Op onze website plaatsen we regelmatig tips en recepten om jouw gerechten naar een hoger niveau te tillen. Maar al die bbq termen die telkens terugkomen, wat betekenen die nu eigenlijk? Hoe moet ik mijn vlees pekelen? En wat is de kerntemperatuur van mijn spareribs? Je komt er allemaal achter in deze ultieme BBQ-begrippenlijst.
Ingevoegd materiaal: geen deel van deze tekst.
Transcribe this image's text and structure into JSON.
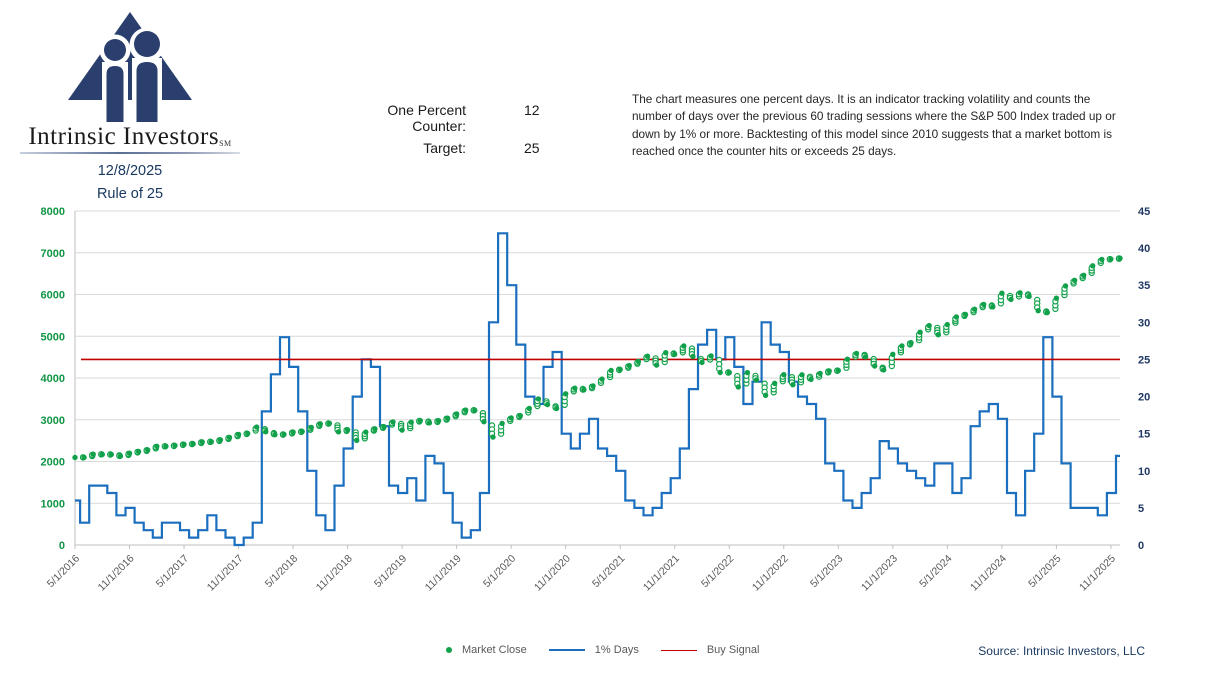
{
  "header": {
    "brand": "Intrinsic Investors",
    "brand_mark": "SM",
    "date": "12/8/2025",
    "chart_label": "Rule of 25"
  },
  "counter_panel": {
    "counter_label": "One Percent Counter:",
    "counter_value": "12",
    "target_label": "Target:",
    "target_value": "25"
  },
  "description": "The chart measures one percent days.  It is an indicator tracking volatility and counts the number of days over the previous 60 trading sessions where the S&P 500 Index traded up or down by 1% or more. Backtesting of this model since 2010 suggests that a market bottom is reached once the counter hits or exceeds 25 days.",
  "legend": {
    "market_close": "Market Close",
    "one_percent_days": "1% Days",
    "buy_signal": "Buy Signal"
  },
  "source": "Source: Intrinsic Investors, LLC",
  "colors": {
    "green": "#109544",
    "blue": "#1B6FBE",
    "red": "#C00000",
    "navy": "#1F3864",
    "gridline": "#D9D9D9",
    "axis_gray": "#BFBFBF",
    "tick_text": "#595959"
  },
  "chart_data": {
    "type": "line+scatter",
    "x_start": "5/1/2016",
    "x_unit": "month",
    "x_tick_every": 6,
    "x_tick_labels": [
      "5/1/2016",
      "11/1/2016",
      "5/1/2017",
      "11/1/2017",
      "5/1/2018",
      "11/1/2018",
      "5/1/2019",
      "11/1/2019",
      "5/1/2020",
      "11/1/2020",
      "5/1/2021",
      "11/1/2021",
      "5/1/2022",
      "11/1/2022",
      "5/1/2023",
      "11/1/2023",
      "5/1/2024",
      "11/1/2024",
      "5/1/2025",
      "11/1/2025"
    ],
    "y_left": {
      "min": 0,
      "max": 8000,
      "step": 1000
    },
    "y_right": {
      "min": 0,
      "max": 45,
      "step": 5
    },
    "buy_signal_value": 25,
    "series": [
      {
        "name": "Market Close",
        "axis": "left",
        "style": "scatter",
        "color": "#12A14B",
        "values": [
          2097,
          2099,
          2174,
          2171,
          2168,
          2126,
          2199,
          2239,
          2279,
          2364,
          2363,
          2384,
          2412,
          2423,
          2470,
          2472,
          2519,
          2575,
          2648,
          2674,
          2824,
          2714,
          2641,
          2648,
          2705,
          2718,
          2816,
          2902,
          2914,
          2712,
          2760,
          2507,
          2704,
          2784,
          2834,
          2946,
          2752,
          2942,
          2980,
          2926,
          2977,
          3038,
          3141,
          3231,
          3226,
          2954,
          2585,
          2912,
          3044,
          3100,
          3271,
          3500,
          3363,
          3270,
          3622,
          3756,
          3714,
          3811,
          3973,
          4181,
          4204,
          4298,
          4395,
          4523,
          4308,
          4605,
          4567,
          4766,
          4516,
          4374,
          4530,
          4132,
          4132,
          3785,
          4130,
          3955,
          3586,
          3872,
          4080,
          3840,
          4077,
          3970,
          4109,
          4169,
          4180,
          4450,
          4589,
          4508,
          4288,
          4194,
          4568,
          4770,
          4846,
          5096,
          5254,
          5036,
          5278,
          5460,
          5522,
          5648,
          5762,
          5705,
          6032,
          5882,
          6041,
          5955,
          5612,
          5569,
          5912,
          6205,
          6339,
          6460,
          6688,
          6840,
          6849,
          6870
        ]
      },
      {
        "name": "1% Days",
        "axis": "right",
        "style": "step-line",
        "color": "#1B6FBE",
        "values": [
          6,
          3,
          8,
          8,
          7,
          4,
          5,
          3,
          2,
          1,
          3,
          3,
          2,
          1,
          2,
          4,
          2,
          1,
          0,
          1,
          3,
          18,
          23,
          28,
          24,
          18,
          10,
          4,
          2,
          8,
          13,
          20,
          25,
          24,
          16,
          8,
          7,
          9,
          6,
          12,
          11,
          7,
          3,
          1,
          2,
          7,
          30,
          42,
          35,
          27,
          20,
          19,
          24,
          26,
          15,
          13,
          15,
          17,
          13,
          12,
          10,
          6,
          5,
          4,
          5,
          7,
          9,
          13,
          21,
          27,
          29,
          25,
          28,
          24,
          19,
          22,
          30,
          27,
          26,
          22,
          20,
          19,
          17,
          11,
          10,
          6,
          5,
          7,
          9,
          14,
          13,
          11,
          10,
          9,
          8,
          11,
          11,
          7,
          9,
          16,
          18,
          19,
          17,
          7,
          4,
          10,
          15,
          28,
          20,
          11,
          5,
          5,
          5,
          4,
          7,
          12
        ]
      },
      {
        "name": "Buy Signal",
        "axis": "right",
        "style": "hline",
        "color": "#C00000",
        "value": 25
      }
    ]
  }
}
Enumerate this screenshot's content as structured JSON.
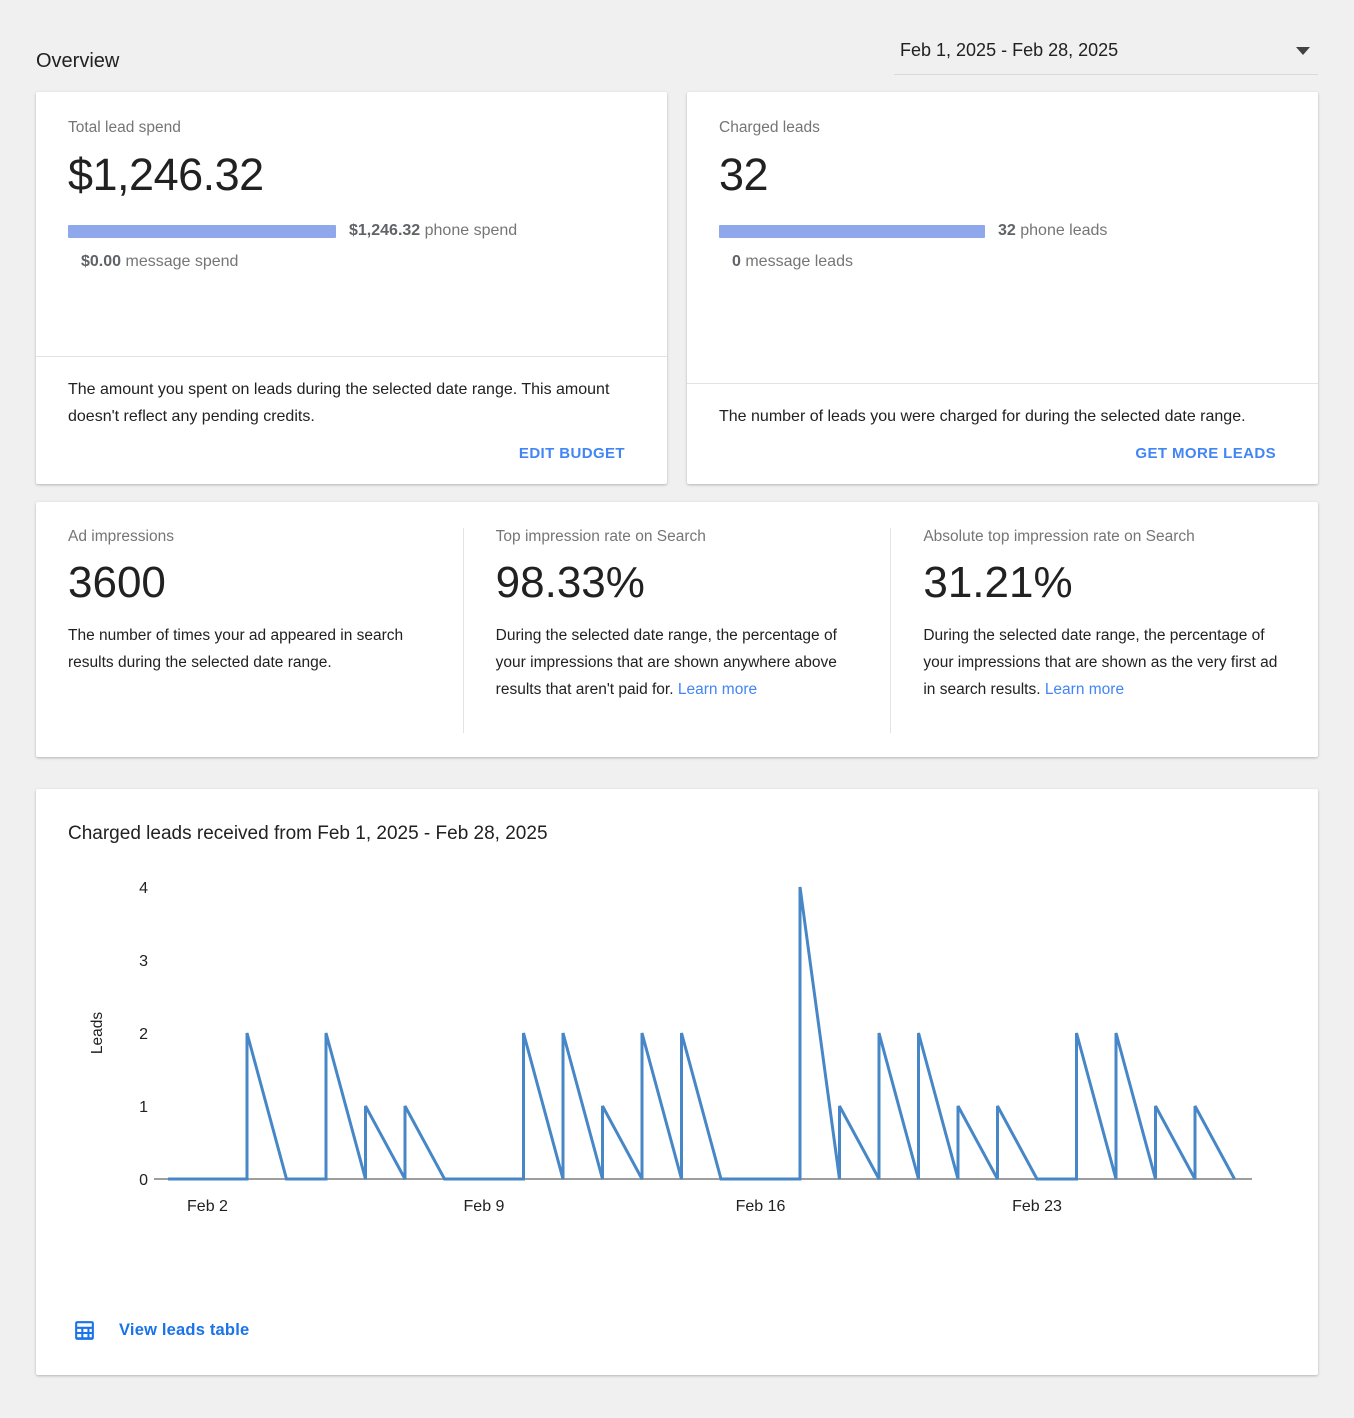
{
  "header": {
    "title": "Overview",
    "date_range": "Feb 1, 2025 - Feb 28, 2025"
  },
  "cards": {
    "lead_spend": {
      "label": "Total lead spend",
      "value": "$1,246.32",
      "bar_value": "$1,246.32",
      "bar_text": " phone spend",
      "secondary_value": "$0.00",
      "secondary_text": " message spend",
      "description": "The amount you spent on leads during the selected date range. This amount doesn't reflect any pending credits.",
      "action": "EDIT BUDGET"
    },
    "charged_leads": {
      "label": "Charged leads",
      "value": "32",
      "bar_value": "32",
      "bar_text": " phone leads",
      "secondary_value": "0",
      "secondary_text": " message leads",
      "description": "The number of leads you were charged for during the selected date range.",
      "action": "GET MORE LEADS"
    },
    "stats": [
      {
        "label": "Ad impressions",
        "value": "3600",
        "description": "The number of times your ad appeared in search results during the selected date range.",
        "link": ""
      },
      {
        "label": "Top impression rate on Search",
        "value": "98.33%",
        "description": "During the selected date range, the percentage of your impressions that are shown anywhere above results that aren't paid for. ",
        "link": "Learn more"
      },
      {
        "label": "Absolute top impression rate on Search",
        "value": "31.21%",
        "description": "During the selected date range, the percentage of your impressions that are shown as the very first ad in search results. ",
        "link": "Learn more"
      }
    ]
  },
  "chart_card": {
    "title": "Charged leads received from Feb 1, 2025 - Feb 28, 2025",
    "footer_link": "View leads table"
  },
  "chart_data": {
    "type": "line",
    "title": "Charged leads received from Feb 1, 2025 - Feb 28, 2025",
    "xlabel": "",
    "ylabel": "Leads",
    "x": [
      "Feb 1",
      "Feb 2",
      "Feb 3",
      "Feb 4",
      "Feb 5",
      "Feb 6",
      "Feb 7",
      "Feb 8",
      "Feb 9",
      "Feb 10",
      "Feb 11",
      "Feb 12",
      "Feb 13",
      "Feb 14",
      "Feb 15",
      "Feb 16",
      "Feb 17",
      "Feb 18",
      "Feb 19",
      "Feb 20",
      "Feb 21",
      "Feb 22",
      "Feb 23",
      "Feb 24",
      "Feb 25",
      "Feb 26",
      "Feb 27",
      "Feb 28"
    ],
    "values": [
      0,
      0,
      2,
      0,
      2,
      1,
      1,
      0,
      0,
      2,
      2,
      1,
      2,
      2,
      0,
      0,
      4,
      1,
      2,
      2,
      1,
      1,
      0,
      2,
      2,
      1,
      1,
      0
    ],
    "x_ticks_shown": [
      "Feb 2",
      "Feb 9",
      "Feb 16",
      "Feb 23"
    ],
    "y_ticks": [
      0,
      1,
      2,
      3,
      4
    ],
    "ylim": [
      0,
      4
    ],
    "grid": false,
    "legend": "none",
    "line_color": "#4787c7",
    "axis_color": "#9e9e9e",
    "style": "daily sawtooth: vertical rise to day's value, linear decline to zero by next day"
  },
  "colors": {
    "page_bg": "#f0f0f0",
    "card_bg": "#ffffff",
    "accent_link": "#4285f4",
    "footer_link": "#1a73e8",
    "bar_fill": "#8fa8ec",
    "chart_line": "#4787c7",
    "axis_gray": "#9e9e9e",
    "label_gray": "#757575",
    "text_dark": "#212121",
    "divider": "#e3e3e3"
  }
}
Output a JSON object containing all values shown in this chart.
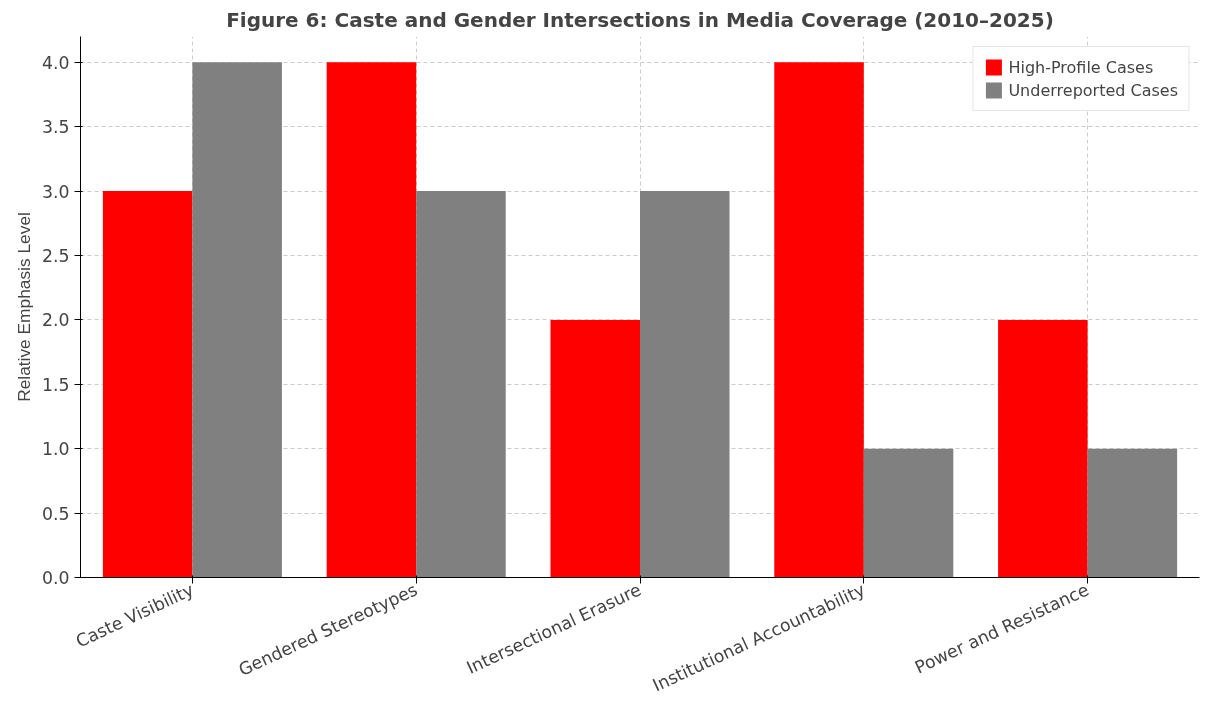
{
  "chart_data": {
    "type": "bar",
    "title": "Figure 6: Caste and Gender Intersections in Media Coverage (2010–2025)",
    "ylabel": "Relative Emphasis Level",
    "categories": [
      "Caste Visibility",
      "Gendered Stereotypes",
      "Intersectional Erasure",
      "Institutional Accountability",
      "Power and Resistance"
    ],
    "series": [
      {
        "name": "High-Profile Cases",
        "color": "#ff0000",
        "values": [
          3,
          4,
          2,
          4,
          2
        ]
      },
      {
        "name": "Underreported Cases",
        "color": "#808080",
        "values": [
          4,
          3,
          3,
          1,
          1
        ]
      }
    ],
    "ylim": [
      0,
      4.2
    ],
    "yticks": [
      {
        "value": 0,
        "label": "0.0"
      },
      {
        "value": 0.5,
        "label": "0.5"
      },
      {
        "value": 1,
        "label": "1.0"
      },
      {
        "value": 1.5,
        "label": "1.5"
      },
      {
        "value": 2,
        "label": "2.0"
      },
      {
        "value": 2.5,
        "label": "2.5"
      },
      {
        "value": 3,
        "label": "3.0"
      },
      {
        "value": 3.5,
        "label": "3.5"
      },
      {
        "value": 4,
        "label": "4.0"
      }
    ],
    "grid": true,
    "legend": "top right"
  }
}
Deze ultieme BBQ-begrippenlijst is gemaakt om jou de taal van de bbq’ers te laten spreken. Zo weet je precies wat er in je recept wordt bedoeld en hoe je te werk kan gaan. Heb je niet zo veel met tekst en is video meer jouw ding? Check dan eens ons youtube kanaal! Hierin geven de chefs je uitgebreid uitleg en inspiratie met de lekkerste recepten.
Affakkelen of afgrillen
Het is gebruikelijk om vlees als picanha aan het eind af te grillen boven directe hitte, waarbij het smeltende vet zorgt voor grote vlammen die het stuk vlees volledig omringen. Dit noem je affakkelen. Het wordt afgeraden om het vlees in de grote vlammen af te fakkelen, omdat je het vuur niet in hand hebt. Daarnaast is de kans op verbranden erg groot en dat is erg ongezond door het ontstaan van ongewenste kankerverwekkende verbindingen (PAKS) in het vlees. Doe dit dus met beleid!
Bark
De krokante korst die ontstaat na een lange low & slow-sessie. Het ontstaat door het samensmelten van rook, vleessappen en suiker, zout en kruiden van de rub. Brisket en pulled pork zijn de bekendste stukken vlees met een bark.
BBQ’en
Bij een temperatuur tussen de 120 ℃ en 200 ℃ spreken we van klassiek BBQ’en.
Bear claws
BBQ gereedschap dat lijkt op berenpoten. Hiermee kun je bijvoorbeeld een procureur of een Boston Butt uit elkaar trekken voor pulled pork.
Bindweefsel
Vlees zijn de spieren van een dier, deze bevatten vet, bindweefsel en vocht. Bindweefsel zorgt ervoor dat de spieren sterker worden. Dit bindweefsel zorgt er ook voor dat de spier sterker wordt. Dit stugge bindweefsel moet weer afgebroken worden bij de bereiding van het vlees. Dit kan door bijvoorbeeld het vlees op een lage temperatuur te bereiden of te laten rijpen (dry aging). Hoe meer bindweefsel je vlees bevat, hoe stugger en vaak ook droger je vlees. De juiste bereiding is dus essentieel voor een mooi eindresultaat.
Boston butt
Een snit van de varkensschouder, speciaal voor pulled pork. De naam is afkomstig uit de Boston-regio waar vroeger een halve varkensschouder precies paste in een houten vaatje, waarin ze werden getransporteerd. Butt verwijst dus naar het vaatje en dus niet op de kont van het varken. Bij liefhebbers van pulled pork werd de Boston butt het favoriete stuk.
Brine (pekel)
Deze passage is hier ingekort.